I just finished reading a book called "The Hour I First Believed" by Wally Lamb. At first it was difficult for me to really get into it. . .lots of detail, but about half way through I started to wonder where it was going to lead. The protagonist was a man who had been through an amazing amount of turmoil in his life. Columbine, addiction, abuse, family lies and deception, PTSD. . .you name it, it happened to him or someone close to him. He tended to just float along trying to make sense of all the chaos in his life, attribuiting it to mostly chaos theory. One little incident can offset a whole string of events that can become catastrophic. The main character was not a man of faith and grappled with the idea of a higher power. I kept waiting for him to have this big revelation that life was not all about chaos and there is actually some hope even in the grimmest circumstances. I won't spoil it for you who haven't read it.

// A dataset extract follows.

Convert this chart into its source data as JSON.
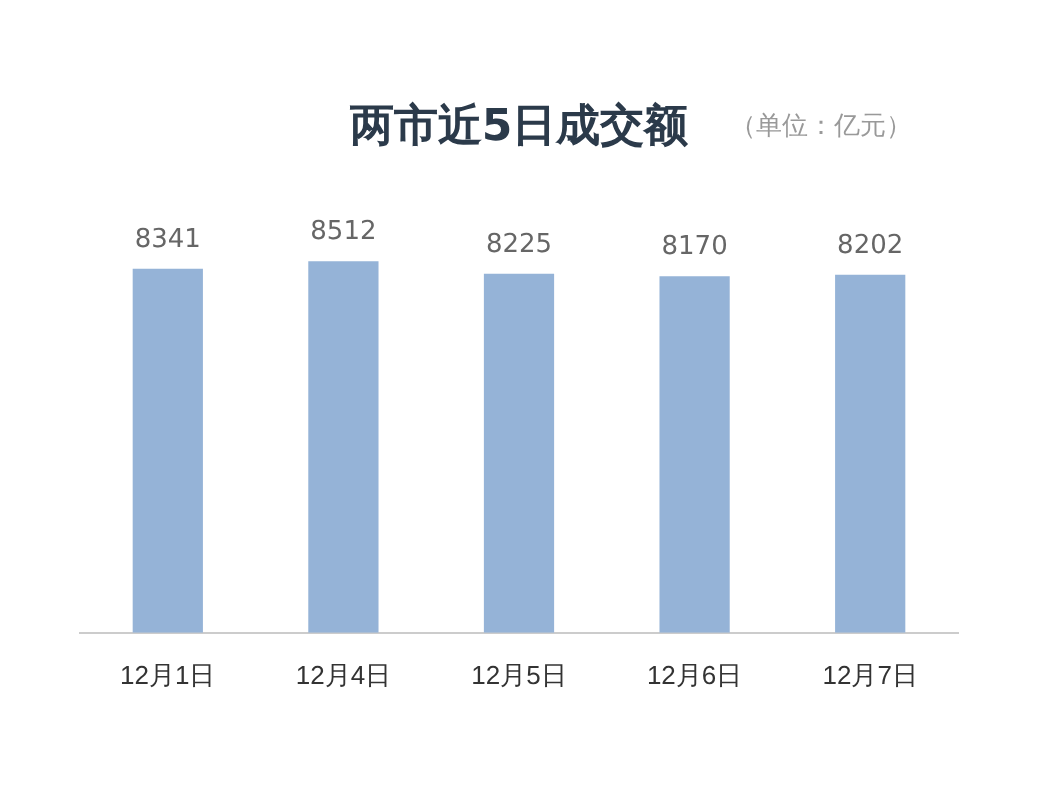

It reminds me of the Kennedy family. Here is a family who wished for power, wealth and to give back to the country who had helped them to become so successful. Sometimes I wonder if in their case they should have been careful for what they wished for because sometimes it can lead to devastating results. Would Joseph Kennedy have made different decisions and pushed his sons in different directions had he had known the toll public life would take on their family? Or is the greater sacrifice worth the quest? But regardless, this family has endured incredible tragedies much like the character in The Hour I First Believed. Ted had lost all his brothers to violent deaths (two assasinations and one plane crash in war). He also made some major mistakes in life and narrowly escaped tragic death on more than one occasion. He could have given himself over to his pain and wallowed in self-pity, but instead he decided to commit himself to a life of service to his country in fighting for what he believed was right and for the most part maintained a solid faith in God along the way (although some of his political beliefs contradict strongly against his church beliefs). Watching the funeral yesterday I was moved to tears because of the sense of loss his family had to again endure.

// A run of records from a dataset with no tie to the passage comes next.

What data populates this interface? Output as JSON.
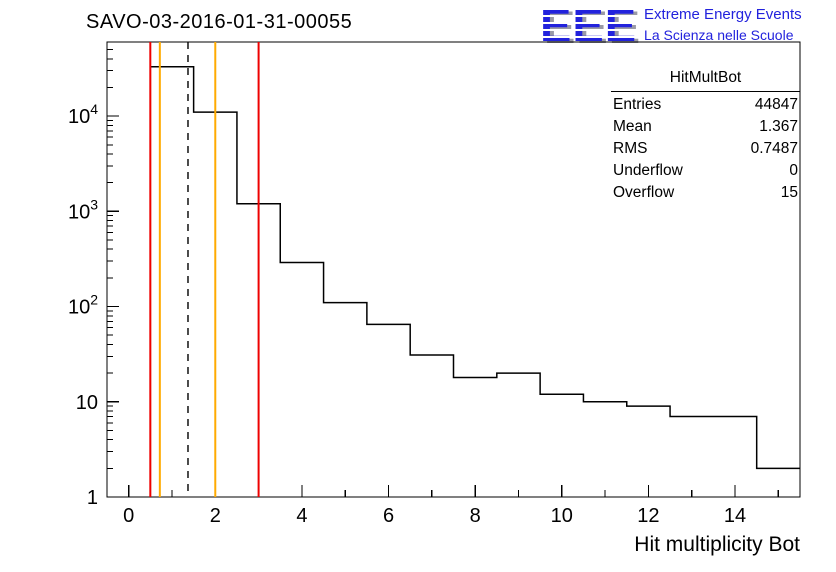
{
  "page": {
    "title": "SAVO-03-2016-01-31-00055"
  },
  "logo": {
    "acronym": "EEE",
    "line1": "Extreme Energy Events",
    "line2": "La Scienza nelle Scuole",
    "color": "#2222dd"
  },
  "stats_box": {
    "title": "HitMultBot",
    "rows": [
      {
        "label": "Entries",
        "value": "44847"
      },
      {
        "label": "Mean",
        "value": "1.367"
      },
      {
        "label": "RMS",
        "value": "0.7487"
      },
      {
        "label": "Underflow",
        "value": "0"
      },
      {
        "label": "Overflow",
        "value": "15"
      }
    ]
  },
  "axes": {
    "x_tick_values": [
      0,
      2,
      4,
      6,
      8,
      10,
      12,
      14
    ],
    "x_tick_labels": [
      "0",
      "2",
      "4",
      "6",
      "8",
      "10",
      "12",
      "14"
    ],
    "y_tick_values": [
      1,
      10,
      100,
      1000,
      10000
    ],
    "y_tick_labels": [
      "1",
      "10",
      "10^2",
      "10^3",
      "10^4"
    ]
  },
  "chart_data": {
    "type": "histogram",
    "title": "SAVO-03-2016-01-31-00055",
    "xlabel": "Hit multiplicity Bot",
    "ylabel": "",
    "y_scale": "log",
    "x_range": [
      -0.5,
      15.5
    ],
    "y_range": [
      1,
      60000
    ],
    "bin_width": 1,
    "bin_centers": [
      1,
      2,
      3,
      4,
      5,
      6,
      7,
      8,
      9,
      10,
      11,
      12,
      13,
      14,
      15
    ],
    "counts": [
      33000,
      11000,
      1200,
      290,
      110,
      65,
      31,
      18,
      20,
      12,
      10,
      9,
      7,
      7,
      2
    ],
    "line_color": "#000000",
    "marker_lines": [
      {
        "x": 0.5,
        "color": "#ee0000",
        "style": "solid",
        "name": "red-threshold-line-left"
      },
      {
        "x": 0.72,
        "color": "#ffaa00",
        "style": "solid",
        "name": "orange-threshold-line-left"
      },
      {
        "x": 1.37,
        "color": "#000000",
        "style": "dashed",
        "name": "mean-dashed-line"
      },
      {
        "x": 2.0,
        "color": "#ffaa00",
        "style": "solid",
        "name": "orange-threshold-line-right"
      },
      {
        "x": 3.0,
        "color": "#ee0000",
        "style": "solid",
        "name": "red-threshold-line-right"
      }
    ],
    "stats": {
      "entries": 44847,
      "mean": 1.367,
      "rms": 0.7487,
      "underflow": 0,
      "overflow": 15
    }
  }
}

But some of the tears were because Ted's funeral also reminded me of my own father's funeral. My dad may not have been a senator or president, but he was a very important man in his community. He also, like Ted, fought for the greater good. He helped others after Hurricane Katrina, was a minister to inmates in the pennitentary, helping them on the road to rehabilitation, educated believers and non-believers alike about the Bible and God, did an amazing amount of charity work and was highly regarded by all friends, colleagues and family members. At his funeral many people got up to speak about the positive affect he had on their lives. I found myself thinking that they knew him as this wonderful, powerful presense, but I knew him as just Dad. The man who didn't like my messy room, who liked to take goofy pictures of me pretending to hold an elephant at the zoo, who worried about me every time I got behind the wheel of the car even after I was long grown up and moved away. He would find it highly ironic that I am comparing him to Ted Kennedy. My dad the ultra-conservative compared to the Liberal Lion? But something else my dad was, was highly educated and knowledgeable about the both sides of politics and understanding it from a depth that I could never obtain. I find a hole in my life from not being able to call him up and say, "Hey Dad, what's the real deal with this health care bill?" I could find my source of information just from one simple phone call.
So, I think something Ted Kennedy said at his 1980 concession speech when he lost the presidential bid is very powerful. No matter what your political affliliation is or what your beliefs about the future of our country is, I think this can speak to all of us. Anyone who has ever faltered or lost their way in life. . .anyone who needs reminding that hope still exists even in the darkest of times. Maybe we're talking about different dreams or different hopes, but the main message is to not give up on them. So for you Dad. . .someday I would hope that I could make 1/2 as positive impact on peoples lives as you did.
". . .the work goes on, the cause endures, the hope still lives, and the dream shall never die."